China avanza en su transformación industrial
China busca dejar de ser la fábrica del mundo para convertirse en líder global en sectores estratégicos. La pugna con EE.UU. por la supremacía mundial requiere que el país asiático fortalezca su industria tecnológica.
En este contexto, la estrategia «Made in China 2025», anunciada en 2015 por Xi Jinping, ha sido clave en su transformación industrial.

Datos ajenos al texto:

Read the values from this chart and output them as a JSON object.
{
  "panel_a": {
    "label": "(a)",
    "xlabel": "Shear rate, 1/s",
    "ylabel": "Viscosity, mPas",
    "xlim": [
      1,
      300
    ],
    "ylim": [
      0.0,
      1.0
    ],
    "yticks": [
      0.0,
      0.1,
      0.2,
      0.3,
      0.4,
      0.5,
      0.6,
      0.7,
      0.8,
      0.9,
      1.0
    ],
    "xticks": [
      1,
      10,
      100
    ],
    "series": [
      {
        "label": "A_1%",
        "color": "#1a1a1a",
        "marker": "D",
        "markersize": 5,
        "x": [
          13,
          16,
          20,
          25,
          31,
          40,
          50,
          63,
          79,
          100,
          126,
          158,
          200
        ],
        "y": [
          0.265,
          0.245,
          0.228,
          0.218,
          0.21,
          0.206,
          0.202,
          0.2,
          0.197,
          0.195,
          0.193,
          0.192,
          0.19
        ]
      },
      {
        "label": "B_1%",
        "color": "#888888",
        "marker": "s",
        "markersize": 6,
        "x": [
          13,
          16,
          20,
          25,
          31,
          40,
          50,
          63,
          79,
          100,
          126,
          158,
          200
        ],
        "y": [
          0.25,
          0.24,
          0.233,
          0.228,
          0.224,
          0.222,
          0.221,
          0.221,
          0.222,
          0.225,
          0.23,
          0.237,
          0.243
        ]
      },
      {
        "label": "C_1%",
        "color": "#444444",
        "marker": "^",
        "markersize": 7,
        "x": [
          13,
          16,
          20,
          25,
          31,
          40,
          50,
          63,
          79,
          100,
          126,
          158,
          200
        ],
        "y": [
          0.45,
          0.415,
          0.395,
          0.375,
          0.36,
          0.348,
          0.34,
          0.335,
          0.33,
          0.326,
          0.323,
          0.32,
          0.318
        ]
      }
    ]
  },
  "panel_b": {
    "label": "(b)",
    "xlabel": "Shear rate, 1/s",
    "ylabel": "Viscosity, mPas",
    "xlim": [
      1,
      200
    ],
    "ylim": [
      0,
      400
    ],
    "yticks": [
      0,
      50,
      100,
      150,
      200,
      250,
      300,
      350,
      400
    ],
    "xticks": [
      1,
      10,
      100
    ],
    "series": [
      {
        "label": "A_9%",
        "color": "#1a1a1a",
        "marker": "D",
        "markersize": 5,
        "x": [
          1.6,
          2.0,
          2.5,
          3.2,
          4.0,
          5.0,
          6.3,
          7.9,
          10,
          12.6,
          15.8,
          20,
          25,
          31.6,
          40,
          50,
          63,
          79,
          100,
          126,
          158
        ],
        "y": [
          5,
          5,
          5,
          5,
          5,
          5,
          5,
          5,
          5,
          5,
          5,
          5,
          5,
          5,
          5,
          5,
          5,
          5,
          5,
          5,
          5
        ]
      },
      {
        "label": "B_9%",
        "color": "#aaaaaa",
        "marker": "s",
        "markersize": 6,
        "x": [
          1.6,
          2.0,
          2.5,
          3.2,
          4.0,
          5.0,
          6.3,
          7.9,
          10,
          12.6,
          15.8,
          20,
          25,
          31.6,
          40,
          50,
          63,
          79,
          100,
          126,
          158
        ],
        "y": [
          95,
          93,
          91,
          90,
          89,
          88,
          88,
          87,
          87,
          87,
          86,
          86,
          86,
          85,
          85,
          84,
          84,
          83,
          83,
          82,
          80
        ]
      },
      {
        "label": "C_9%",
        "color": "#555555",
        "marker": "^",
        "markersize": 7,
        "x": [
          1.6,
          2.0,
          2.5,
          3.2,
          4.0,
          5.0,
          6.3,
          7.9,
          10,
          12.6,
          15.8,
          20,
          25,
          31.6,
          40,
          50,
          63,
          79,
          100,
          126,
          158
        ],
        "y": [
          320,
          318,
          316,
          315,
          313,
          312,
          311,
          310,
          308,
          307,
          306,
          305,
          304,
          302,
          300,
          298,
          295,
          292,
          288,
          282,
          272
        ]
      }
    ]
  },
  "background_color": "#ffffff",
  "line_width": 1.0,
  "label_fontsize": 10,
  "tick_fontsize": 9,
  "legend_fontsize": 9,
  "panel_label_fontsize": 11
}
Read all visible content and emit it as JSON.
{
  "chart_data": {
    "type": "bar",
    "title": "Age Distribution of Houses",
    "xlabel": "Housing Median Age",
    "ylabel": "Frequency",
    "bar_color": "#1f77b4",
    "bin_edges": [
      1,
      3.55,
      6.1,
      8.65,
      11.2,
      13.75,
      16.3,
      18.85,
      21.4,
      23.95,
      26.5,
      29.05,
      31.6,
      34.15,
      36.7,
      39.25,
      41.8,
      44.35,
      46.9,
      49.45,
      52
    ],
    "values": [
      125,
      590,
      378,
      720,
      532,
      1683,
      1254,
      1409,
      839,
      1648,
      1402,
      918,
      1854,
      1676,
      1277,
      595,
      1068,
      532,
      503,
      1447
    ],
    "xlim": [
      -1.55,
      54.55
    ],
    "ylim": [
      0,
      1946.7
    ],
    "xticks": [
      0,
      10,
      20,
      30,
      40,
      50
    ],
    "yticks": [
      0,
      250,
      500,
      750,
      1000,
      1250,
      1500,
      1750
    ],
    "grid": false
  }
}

Actualmente, China lidera en cinco sectores estratégicos: vehículos aéreos no tripulados, paneles solares, grafeno, trenes de alta velocidad y baterías de litio. Además, ha logrado avances en inteligencia artificial, semiconductores y robótica, lo que refuerza su competitividad global. Sin embargo, las restricciones impuestas por EE.UU., Japón y Países Bajos han dificultado su acceso a tecnologías avanzadas.
Las sanciones han obligado a China a invertir en el desarrollo de su propia industria tecnológica. No obstante, aún enfrenta desafíos en la producción de chips de última generación. Se estima que el país tardará al menos cinco años en fabricar equipos de litografía de ultravioleta extremo similares a los de ASML. A pesar de estas dificultades, sigue siendo competitivo en circuitos integrados maduros y en otros sectores clave.
El éxito chino radica en el solapamiento industrial y tecnológico. Empresas como BYD y CATL no solo producen baterías de litio, sino que también fabrican vehículos eléctricos. Esta interconexión entre industrias fortalece su liderazgo en múltiples sectores. Gracias a este modelo, China sigue avanzando en su camino hacia la autosuficiencia tecnológica y la consolidación como potencia industrial.